S <- model.matrix(~group)

X = counts(set)

# get the residuals X0 which will be used for factor analysis
X0 <- X %*%(diag(ncol(X)) - S %*% ginv(t(S) %*% S) %*% t(S))

fad Method

res <- fad(t(X0), 1)
# Warning message:
# In fad(t(X0), 1) :
# Algorithm may not have converged. Try another starting value.

# But counterintuitively ask for for 4 factors and we get a result:
res <- fad(t(X0), 4)
D <- res$uniquenesses
D1 <- diag(D)
D.inverse <- diag(1/D)
gamma <- res$loadings
svd.H <- svd(t(gamma) %*% D1 %*% gamma)
G <- (svd.H$u) %*% ginv(diag(svd.H$d)) %*% t(svd.H$v) %*% t(gamma) %*% D.inverse %*% X0
G

svaseq Method

uu <- eigen(t(X0) %*% X0)
vv <- uu$vectors
vv[1:4,]
somakd commented 4 years ago

Thanks for reporting the issue and painstakingly compiling the reproducible example.

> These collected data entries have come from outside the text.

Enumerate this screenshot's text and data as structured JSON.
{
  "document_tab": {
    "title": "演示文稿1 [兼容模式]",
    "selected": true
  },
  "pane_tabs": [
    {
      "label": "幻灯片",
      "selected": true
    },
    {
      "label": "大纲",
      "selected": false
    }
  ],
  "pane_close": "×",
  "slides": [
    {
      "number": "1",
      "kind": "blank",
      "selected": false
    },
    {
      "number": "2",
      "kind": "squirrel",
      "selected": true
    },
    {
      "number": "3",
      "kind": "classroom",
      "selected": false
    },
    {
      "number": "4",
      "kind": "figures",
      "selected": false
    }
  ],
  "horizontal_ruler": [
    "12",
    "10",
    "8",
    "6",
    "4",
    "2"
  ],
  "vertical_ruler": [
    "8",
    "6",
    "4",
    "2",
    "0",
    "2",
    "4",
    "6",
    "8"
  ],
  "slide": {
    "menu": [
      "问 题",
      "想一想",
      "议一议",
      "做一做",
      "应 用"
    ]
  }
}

I understand the case with four factors. The likelihood is unbounded:

A QR decomposition of the matrix X0 reveals that it has rank 4, despite being a 20865 x 6 matrix:

qr(X0)$rank

According to Proposition 3 of Roberts and Symons (2007), the likelihood is unbounded when the number of factors is equal to the rank. In fact, the proposition states that the the likelihood approaches infinity as the uniquenesses tend to zero. As a result all the estimates of the uniquenesses occur at the boundary set 0.005 by default (The argument lower=0.005 in fad).

res4 = fad(t(X0), 4)
all(res4$uniquenesses == 0.005)

However, I'm not sure what's wrong with number of factors less than or equal to 3. My hunch is that the defect number (as defined in Roberts and Symons, 2007) of the covariance matrix is 3. It's surely bigger than 1 because the data-matrix t(X0) is not full row-rank. In that case, Theorem 3(ii) indicates that the likelihood is also unbounded with number of factors smaller than 4.

In general, it is very difficult to compute the rank of a matrix in a matrix-free manner. In this problem, n is very small, so a QR decomposition is possible. Computing the defect is even more difficult as it requires computation of the null-space followed by its echelon reduction.

In the next release, we will compute the ranks of matrices when minimum of the two dimensions is at most 20 and warn if we detect rank defect.

Reference: Robertson, D., and Symons, J. (2007). Maximum Likelihood Factor Analysis With Rank-Deficient Sample Covariance Matrices, Journal of Multivariate Analysis, 98, 813–828.